In a remarkable turn of events, the US has claimed the second spot in the global electric vehicle (EV) market, trailing only behind China. Counterpoint reports that the first quarter of 2023 saw American EV sales leap a staggering 79 percent compared to the previous year, pushing the US ahead of Germany in EV adoption.
EV tax credits have seemingly been the key driver of this surge, with a significant impact not only on EV sales but potentially also on the US automotive industry. While combustion engine car sales remained static, EVs took off in the market, as per Counterpoint’s assessment.
No prizes for guessing the frontrunners in this green race. Tesla stood as the clear winner, scooping up 62.7 percent of the total EV sales for the quarter. Its Model Y and Model 3 vehicles secured the top two positions. GM, albeit a far-off second, managed 7.6 percent with its Bolt EUV and Bolt models, followed by Volkswagen with a 6.3 percent share, courtesy of the ID.4 model.
When it comes to plug-in hybrids, Stellantis led the charge with nearly 43.9 percent, thanks to Jeep’s PHEV Wrangler and Grand Cherokee models and the Chrysler Pacifica minivan. BMW and Toyota followed suit with 16.1 and 15.4 percent respectively.
Looking forward, Counterpoint is upbeat about the prospects of American EV sales. Despite revised rules that trimmed down the list of cars eligible for tax credits, these credits are likely to continue boosting demand. Coupled with the initial stages of economic recovery, the US EV market could see even more growth. Also, increased domestic production of EVs will add to the range of cars eligible for credits.

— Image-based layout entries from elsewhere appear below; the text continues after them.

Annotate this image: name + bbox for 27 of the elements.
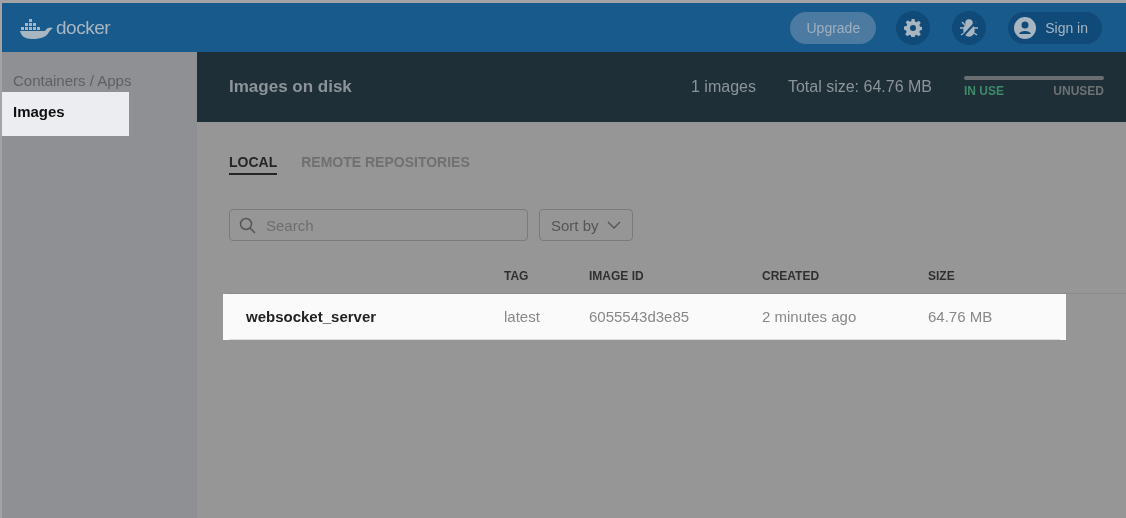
column-header: CREATED — [762, 269, 821, 283]
header-title: Images on disk — [229, 77, 353, 97]
tab[interactable]: LOCAL — [229, 154, 278, 175]
unused-label: UNUSED — [1053, 84, 1104, 98]
image-name[interactable]: websocket_server — [229, 308, 504, 325]
table-cell-text: 2 minutes ago — [762, 308, 858, 325]
settings-button[interactable] — [896, 10, 931, 45]
settings-icon — [904, 18, 923, 37]
total-size: Total size: 64.76 MB — [787, 78, 932, 96]
user-icon — [1014, 16, 1037, 39]
column-header: TAG — [504, 269, 530, 283]
whale-icon — [20, 16, 54, 39]
table-cell-text: 64.76 MB — [928, 308, 994, 325]
column-header: IMAGE ID — [589, 269, 645, 283]
in-use-label: IN USE — [964, 84, 1004, 98]
search-icon — [239, 217, 256, 234]
table-cell-text: latest — [504, 308, 541, 325]
chevron-icon — [606, 221, 621, 229]
column-header: SIZE — [928, 269, 956, 283]
sidebar-item[interactable]: Images — [2, 92, 129, 136]
logo-text: docker — [56, 16, 111, 39]
image-count: 1 images — [691, 78, 756, 96]
bug-icon — [959, 17, 980, 38]
sign-in-button[interactable]: Sign in — [1008, 11, 1102, 44]
bug-button[interactable] — [952, 10, 987, 45]
sort-dropdown[interactable]: Sort by — [539, 209, 633, 241]
table-cell-text: 6055543d3e85 — [589, 308, 691, 325]
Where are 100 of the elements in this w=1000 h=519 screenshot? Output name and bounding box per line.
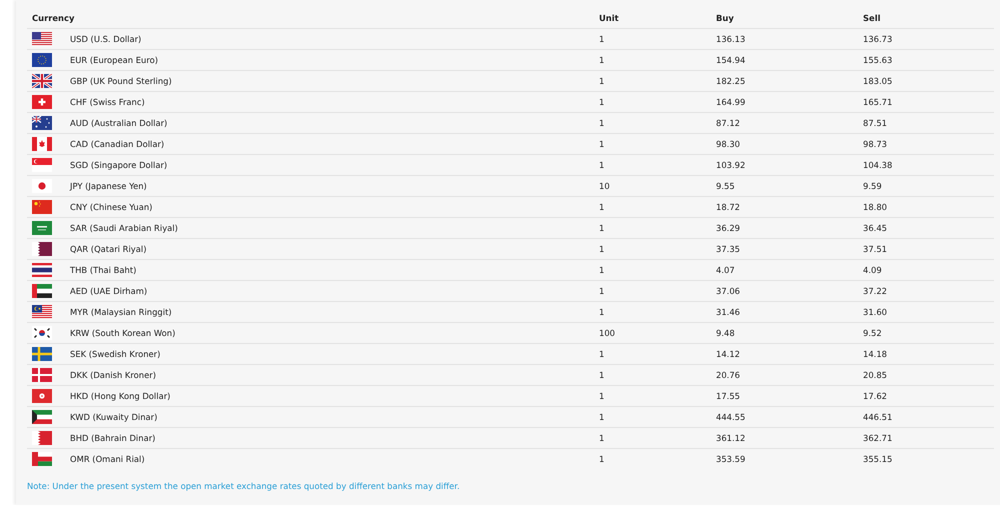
table-cell: 154.94 xyxy=(716,55,746,65)
table-cell: HKD (Hong Kong Dollar) xyxy=(70,391,170,401)
flag-icon xyxy=(32,137,52,151)
column-header: Sell xyxy=(863,13,880,23)
table-cell: 37.06 xyxy=(716,286,740,296)
table-cell: 98.73 xyxy=(863,139,887,149)
table-cell: 182.25 xyxy=(716,76,746,86)
table-cell: KWD (Kuwaity Dinar) xyxy=(70,412,158,422)
flag-icon xyxy=(32,53,52,67)
table-cell: SEK (Swedish Kroner) xyxy=(70,349,160,359)
flag-icon xyxy=(32,95,52,109)
table-cell: 1 xyxy=(599,202,604,212)
table-cell: MYR (Malaysian Ringgit) xyxy=(70,307,172,317)
table-cell: CNY (Chinese Yuan) xyxy=(70,202,152,212)
table-cell: 20.76 xyxy=(716,370,740,380)
table-cell: 1 xyxy=(599,139,604,149)
table-cell: SGD (Singapore Dollar) xyxy=(70,160,168,170)
flag-icon xyxy=(32,368,52,382)
table-cell: 136.13 xyxy=(716,34,746,44)
table-cell: 18.80 xyxy=(863,202,887,212)
table-cell: 9.55 xyxy=(716,181,735,191)
table-cell: 17.62 xyxy=(863,391,887,401)
table-cell: 18.72 xyxy=(716,202,740,212)
table-cell: 87.12 xyxy=(716,118,740,128)
table-cell: 100 xyxy=(599,328,615,338)
table-cell: 165.71 xyxy=(863,97,892,107)
table-cell: JPY (Japanese Yen) xyxy=(70,181,147,191)
column-header: Buy xyxy=(716,13,734,23)
table-cell: 98.30 xyxy=(716,139,740,149)
table-cell: 17.55 xyxy=(716,391,740,401)
table-cell: EUR (European Euro) xyxy=(70,55,158,65)
table-cell: 14.18 xyxy=(863,349,887,359)
table-cell: 362.71 xyxy=(863,433,892,443)
flag-icon xyxy=(32,179,52,193)
table-cell: 1 xyxy=(599,349,604,359)
table-cell: 1 xyxy=(599,160,604,170)
flag-icon xyxy=(32,74,52,88)
flag-icon xyxy=(32,410,52,424)
table-cell: 136.73 xyxy=(863,34,892,44)
flag-icon xyxy=(32,158,52,172)
flag-icon xyxy=(32,284,52,298)
flag-icon xyxy=(32,221,52,235)
table-cell: 103.92 xyxy=(716,160,746,170)
note-text: Note: Under the present system the open market exchange rates quoted by different banks may differ. xyxy=(27,481,461,491)
table-cell: KRW (South Korean Won) xyxy=(70,328,176,338)
table-cell: GBP (UK Pound Sterling) xyxy=(70,76,172,86)
flag-icon xyxy=(32,200,52,214)
table-cell: CAD (Canadian Dollar) xyxy=(70,139,164,149)
table-cell: QAR (Qatari Riyal) xyxy=(70,244,146,254)
table-cell: 164.99 xyxy=(716,97,746,107)
table-cell: 37.22 xyxy=(863,286,887,296)
table-cell: 1 xyxy=(599,433,604,443)
table-cell: 1 xyxy=(599,97,604,107)
column-header: Currency xyxy=(32,13,74,23)
table-cell: 1 xyxy=(599,223,604,233)
flag-icon xyxy=(32,32,52,46)
table-cell: CHF (Swiss Franc) xyxy=(70,97,145,107)
table-cell: 1 xyxy=(599,307,604,317)
flag-icon xyxy=(32,389,52,403)
table-cell: DKK (Danish Kroner) xyxy=(70,370,156,380)
table-cell: 36.29 xyxy=(716,223,740,233)
table-cell: 104.38 xyxy=(863,160,892,170)
table-cell: 14.12 xyxy=(716,349,740,359)
table-cell: 37.51 xyxy=(863,244,887,254)
table-cell: 1 xyxy=(599,55,604,65)
flag-icon xyxy=(32,431,52,445)
table-cell: 444.55 xyxy=(716,412,746,422)
table-cell: 1 xyxy=(599,412,604,422)
table-cell: SAR (Saudi Arabian Riyal) xyxy=(70,223,178,233)
table-cell: 353.59 xyxy=(716,454,746,464)
flag-icon xyxy=(32,305,52,319)
table-cell: 1 xyxy=(599,286,604,296)
table-cell: 1 xyxy=(599,265,604,275)
table-cell: THB (Thai Baht) xyxy=(70,265,136,275)
table-cell: 446.51 xyxy=(863,412,892,422)
table-cell: 183.05 xyxy=(863,76,892,86)
table-cell: 1 xyxy=(599,76,604,86)
table-cell: 4.09 xyxy=(863,265,882,275)
table-cell: 355.15 xyxy=(863,454,892,464)
table-cell: 31.60 xyxy=(863,307,887,317)
table-cell: 1 xyxy=(599,34,604,44)
flag-icon xyxy=(32,326,52,340)
table-cell: 361.12 xyxy=(716,433,746,443)
flag-icon xyxy=(32,347,52,361)
table-cell: 1 xyxy=(599,244,604,254)
column-header: Unit xyxy=(599,13,619,23)
table-cell: 4.07 xyxy=(716,265,735,275)
table-cell: 20.85 xyxy=(863,370,887,380)
table-cell: 1 xyxy=(599,391,604,401)
flag-icon xyxy=(32,452,52,466)
flag-icon xyxy=(32,242,52,256)
table-cell: 31.46 xyxy=(716,307,740,317)
table-cell: 37.35 xyxy=(716,244,740,254)
table-cell: OMR (Omani Rial) xyxy=(70,454,145,464)
table-cell: AUD (Australian Dollar) xyxy=(70,118,168,128)
flag-icon xyxy=(32,116,52,130)
table-cell: USD (U.S. Dollar) xyxy=(70,34,142,44)
table-cell: AED (UAE Dirham) xyxy=(70,286,148,296)
table-cell: 87.51 xyxy=(863,118,887,128)
table-cell: 1 xyxy=(599,118,604,128)
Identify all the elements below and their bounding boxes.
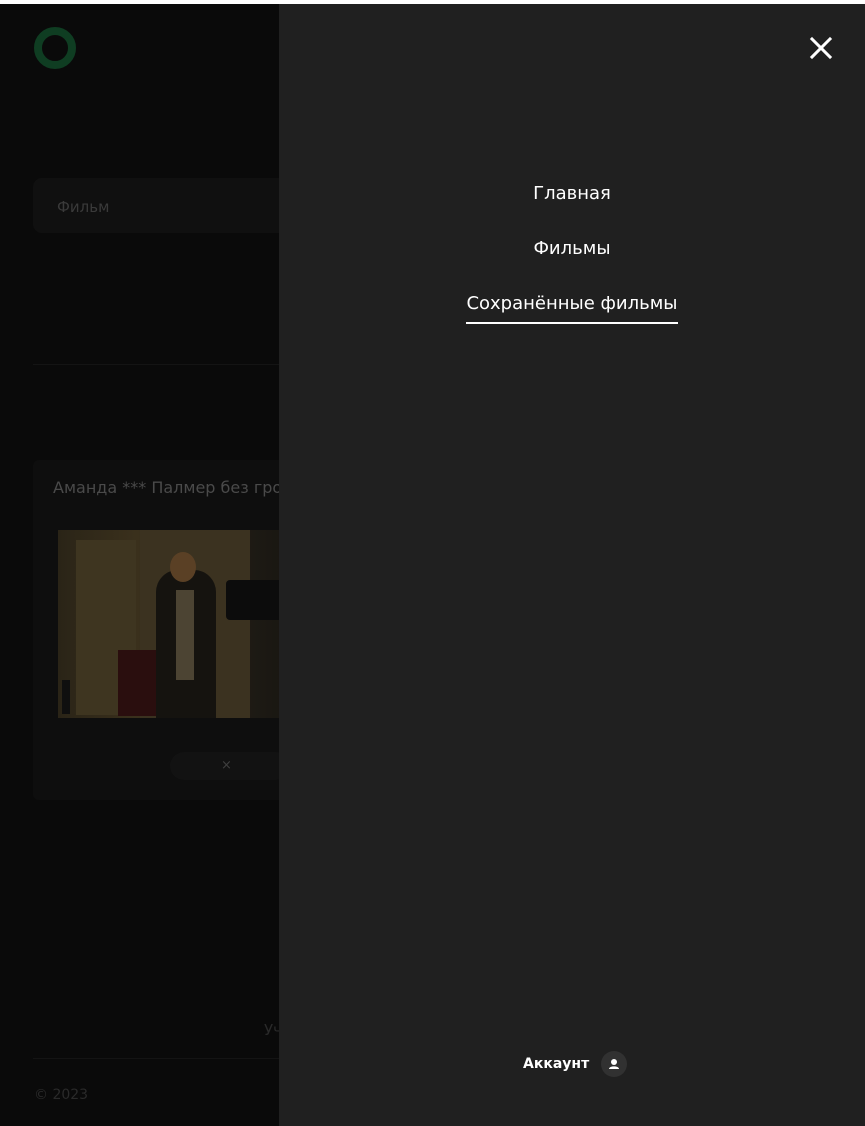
thumb-shirt xyxy=(176,590,194,680)
copyright: © 2023 xyxy=(34,1087,89,1103)
logo[interactable] xyxy=(34,27,76,69)
side-menu: Главная Фильмы Сохранённые фильмы Аккаун… xyxy=(279,4,865,1126)
menu-item-saved-movies: Сохранённые фильмы xyxy=(279,290,865,345)
page: Аманда *** Палмер без гро × Уч © 2023 xyxy=(0,0,865,1126)
menu-nav: Главная Фильмы Сохранённые фильмы xyxy=(279,180,865,345)
account-button[interactable]: Аккаунт xyxy=(523,1050,628,1078)
search-input[interactable] xyxy=(55,195,299,219)
thumb-head xyxy=(170,552,196,582)
thumb-legs xyxy=(118,650,158,716)
menu-link-movies[interactable]: Фильмы xyxy=(533,235,610,267)
close-icon xyxy=(809,36,833,60)
thumb-bottle xyxy=(62,680,70,714)
menu-item-movies: Фильмы xyxy=(279,235,865,290)
menu-item-home: Главная xyxy=(279,180,865,235)
close-menu-button[interactable] xyxy=(806,33,836,63)
remove-icon: × xyxy=(221,758,232,773)
menu-link-home[interactable]: Главная xyxy=(533,180,611,212)
account-label: Аккаунт xyxy=(523,1056,590,1072)
remove-movie-button[interactable]: × xyxy=(170,752,290,780)
menu-link-saved-movies[interactable]: Сохранённые фильмы xyxy=(466,290,678,324)
user-icon xyxy=(601,1051,628,1077)
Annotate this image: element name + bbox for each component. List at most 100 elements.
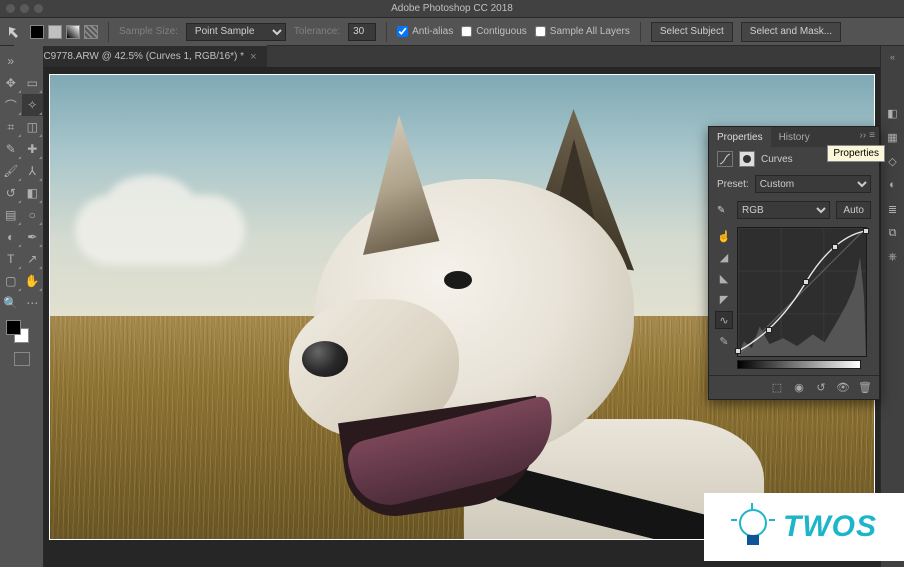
gradient-tool[interactable]: ▤ (0, 204, 22, 226)
curves-graph[interactable] (737, 227, 867, 357)
right-dock-strip: « ◧ ▦ ◇ ◐ ≣ ⧉ ⎈ (880, 46, 904, 567)
document-tab-label: _DSC9778.ARW @ 42.5% (Curves 1, RGB/16*)… (24, 51, 244, 62)
reset-icon[interactable]: ↺ (813, 380, 829, 396)
curve-point[interactable] (803, 279, 809, 285)
pen-tool[interactable]: ✒ (22, 226, 44, 248)
document-tabs: _DSC9778.ARW @ 42.5% (Curves 1, RGB/16*)… (0, 46, 904, 68)
crop-tool[interactable]: ⌗ (0, 116, 22, 138)
visibility-icon[interactable]: 👁 (835, 380, 851, 396)
preset-row: Preset: Custom (709, 171, 879, 197)
traffic-minimize-icon[interactable] (20, 4, 29, 13)
curve-draw-tool-icon[interactable]: ✎ (715, 332, 733, 350)
curve-point[interactable] (832, 244, 838, 250)
auto-button[interactable]: Auto (836, 201, 871, 219)
frame-tool[interactable]: ◫ (22, 116, 44, 138)
contiguous-checkbox[interactable] (461, 26, 472, 37)
curve-point[interactable] (735, 348, 741, 354)
libraries-panel-icon[interactable]: ◇ (884, 152, 902, 170)
white-eyedropper-icon[interactable]: ◢ (715, 248, 733, 266)
history-brush-tool[interactable]: ↺ (0, 182, 22, 204)
separator (108, 22, 109, 42)
color-panel-icon[interactable]: ◧ (884, 104, 902, 122)
color-swatches[interactable] (4, 320, 39, 346)
channel-select[interactable]: RGB (737, 201, 830, 219)
curve-point[interactable] (766, 327, 772, 333)
fill-fg-swatch[interactable] (48, 25, 62, 39)
swatches-panel-icon[interactable]: ▦ (884, 128, 902, 146)
document-tab-close-icon[interactable]: × (250, 51, 256, 63)
clone-tool[interactable]: ⅄ (22, 160, 44, 182)
layer-mask-icon[interactable] (739, 151, 755, 167)
paths-panel-icon[interactable]: ⎈ (884, 248, 902, 266)
panel-collapse-icon[interactable]: ›› (859, 130, 866, 141)
clip-to-layer-icon[interactable]: ⬚ (769, 380, 785, 396)
foreground-color-swatch[interactable] (6, 320, 21, 335)
anti-alias-label: Anti-alias (412, 26, 453, 37)
rectangle-tool[interactable]: ▢ (0, 270, 22, 292)
expand-dock-icon[interactable]: « (883, 52, 903, 62)
magic-wand-tool[interactable]: ✧ (22, 94, 44, 116)
channel-eyedropper-icon[interactable]: ✎ (717, 205, 731, 216)
traffic-zoom-icon[interactable] (34, 4, 43, 13)
tolerance-input[interactable] (348, 23, 376, 41)
properties-panel: Properties History ›› ≡ Properties Curve… (708, 126, 880, 400)
quick-mask-toggle[interactable] (0, 352, 43, 366)
panel-menu-icon[interactable]: ≡ (869, 130, 875, 141)
properties-tooltip: Properties (827, 145, 885, 162)
window-traffic-lights (6, 4, 43, 13)
toggle-toolbar-icon[interactable]: » (0, 50, 22, 72)
separator (640, 22, 641, 42)
title-bar: Adobe Photoshop CC 2018 (0, 0, 904, 18)
view-previous-icon[interactable]: ◉ (791, 380, 807, 396)
black-eyedropper-icon[interactable]: ◤ (715, 290, 733, 308)
select-subject-button[interactable]: Select Subject (651, 22, 733, 42)
fill-swatches (30, 25, 98, 39)
spot-heal-tool[interactable]: ✚ (22, 138, 44, 160)
gray-eyedropper-icon[interactable]: ◣ (715, 269, 733, 287)
contiguous-option[interactable]: Contiguous (461, 26, 527, 37)
channels-panel-icon[interactable]: ⧉ (884, 224, 902, 242)
twos-bulb-icon (731, 505, 775, 549)
zoom-tool[interactable]: 🔍 (0, 292, 22, 314)
fill-gradient-swatch[interactable] (66, 25, 80, 39)
sample-size-select[interactable]: Point Sample (186, 23, 286, 41)
tab-properties[interactable]: Properties (709, 127, 771, 147)
document-tab[interactable]: _DSC9778.ARW @ 42.5% (Curves 1, RGB/16*)… (14, 45, 267, 67)
fill-black-swatch[interactable] (30, 25, 44, 39)
blur-tool[interactable]: ○ (22, 204, 44, 226)
edit-toolbar[interactable]: ⋯ (22, 292, 44, 314)
traffic-close-icon[interactable] (6, 4, 15, 13)
sample-all-checkbox[interactable] (535, 26, 546, 37)
preset-select[interactable]: Custom (755, 175, 871, 193)
layers-panel-icon[interactable]: ≣ (884, 200, 902, 218)
lasso-tool[interactable]: ⌒ (0, 94, 22, 116)
eraser-tool[interactable]: ◧ (22, 182, 44, 204)
curve-point-tool-icon[interactable]: ∿ (715, 311, 733, 329)
eyedropper-tool[interactable]: ✎ (0, 138, 22, 160)
options-bar: Sample Size: Point Sample Tolerance: Ant… (0, 18, 904, 46)
target-adjust-tool-icon[interactable]: ☝ (715, 227, 733, 245)
adjustments-panel-icon[interactable]: ◐ (884, 176, 902, 194)
anti-alias-checkbox[interactable] (397, 26, 408, 37)
input-gradient[interactable] (737, 360, 861, 369)
delete-icon[interactable]: 🗑 (857, 380, 873, 396)
sample-size-label: Sample Size: (119, 26, 178, 37)
twos-logo-text: TWOS (783, 510, 877, 544)
marquee-tool[interactable]: ▭ (22, 72, 44, 94)
dodge-tool[interactable]: ◐ (0, 226, 22, 248)
anti-alias-option[interactable]: Anti-alias (397, 26, 453, 37)
type-tool[interactable]: T (0, 248, 22, 270)
brush-tool[interactable]: 🖌 (0, 160, 22, 182)
hand-tool[interactable]: ✋ (22, 270, 44, 292)
panel-tab-bar: Properties History ›› ≡ (709, 127, 879, 147)
sample-all-option[interactable]: Sample All Layers (535, 26, 630, 37)
contiguous-label: Contiguous (476, 26, 527, 37)
move-tool[interactable]: ✥ (0, 72, 22, 94)
select-and-mask-button[interactable]: Select and Mask... (741, 22, 841, 42)
left-toolbar: » ✥▭ ⌒✧ ⌗◫ ✎✚ 🖌⅄ ↺◧ ▤○ ◐✒ T↗ ▢✋ 🔍⋯ (0, 46, 44, 567)
fill-pattern-swatch[interactable] (84, 25, 98, 39)
tab-history[interactable]: History (771, 127, 818, 147)
path-tool[interactable]: ↗ (22, 248, 44, 270)
current-tool-icon[interactable] (6, 24, 22, 40)
curve-point[interactable] (863, 228, 869, 234)
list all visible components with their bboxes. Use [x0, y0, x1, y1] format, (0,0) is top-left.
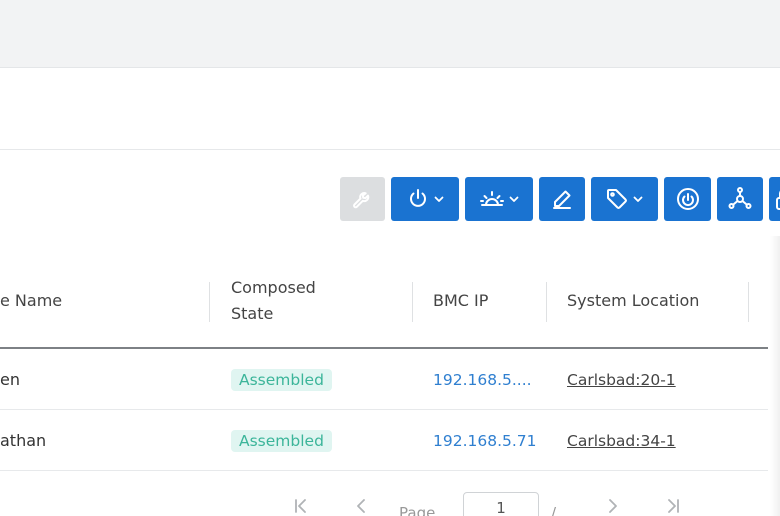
table-row[interactable]: en Assembled 192.168.5.... Carlsbad:20-1 — [0, 349, 768, 410]
sub-header-area — [0, 68, 780, 150]
column-divider[interactable] — [546, 282, 547, 322]
power-menu-button[interactable] — [391, 177, 459, 221]
next-page-icon[interactable] — [603, 496, 623, 516]
last-page-icon[interactable] — [663, 496, 683, 516]
power-cycle-button[interactable] — [664, 177, 711, 221]
cell-system-location: Carlsbad:20-1 — [567, 349, 676, 410]
system-location-link[interactable]: Carlsbad:20-1 — [567, 371, 676, 389]
cell-system-location: Carlsbad:34-1 — [567, 410, 676, 471]
bmc-ip-link[interactable]: 192.168.5.... — [433, 371, 532, 389]
page-number-input[interactable] — [463, 492, 539, 516]
column-divider[interactable] — [412, 282, 413, 322]
table-header: e Name Composed State BMC IP System Loca… — [0, 252, 768, 349]
topology-button[interactable] — [717, 177, 763, 221]
page-label: Page — [399, 504, 436, 516]
cell-composed-state: Assembled — [231, 410, 332, 471]
column-header-bmc-ip[interactable]: BMC IP — [433, 252, 488, 349]
topology-icon — [728, 187, 752, 209]
status-badge: Assembled — [231, 368, 332, 391]
tag-menu-button[interactable] — [591, 177, 658, 221]
indicator-light-icon — [479, 191, 504, 206]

As the environmental regulations become stricter with states like California and New York demanding all new passenger car sales to be electrified by 2035, the rise of EV sales was inevitable. With GM also vowing to go all-electric around the same timeframe, this trend is expected to continue. If Counterpoint’s analysis holds water, the green wave of accelerating growth in the US EV market is well and truly here.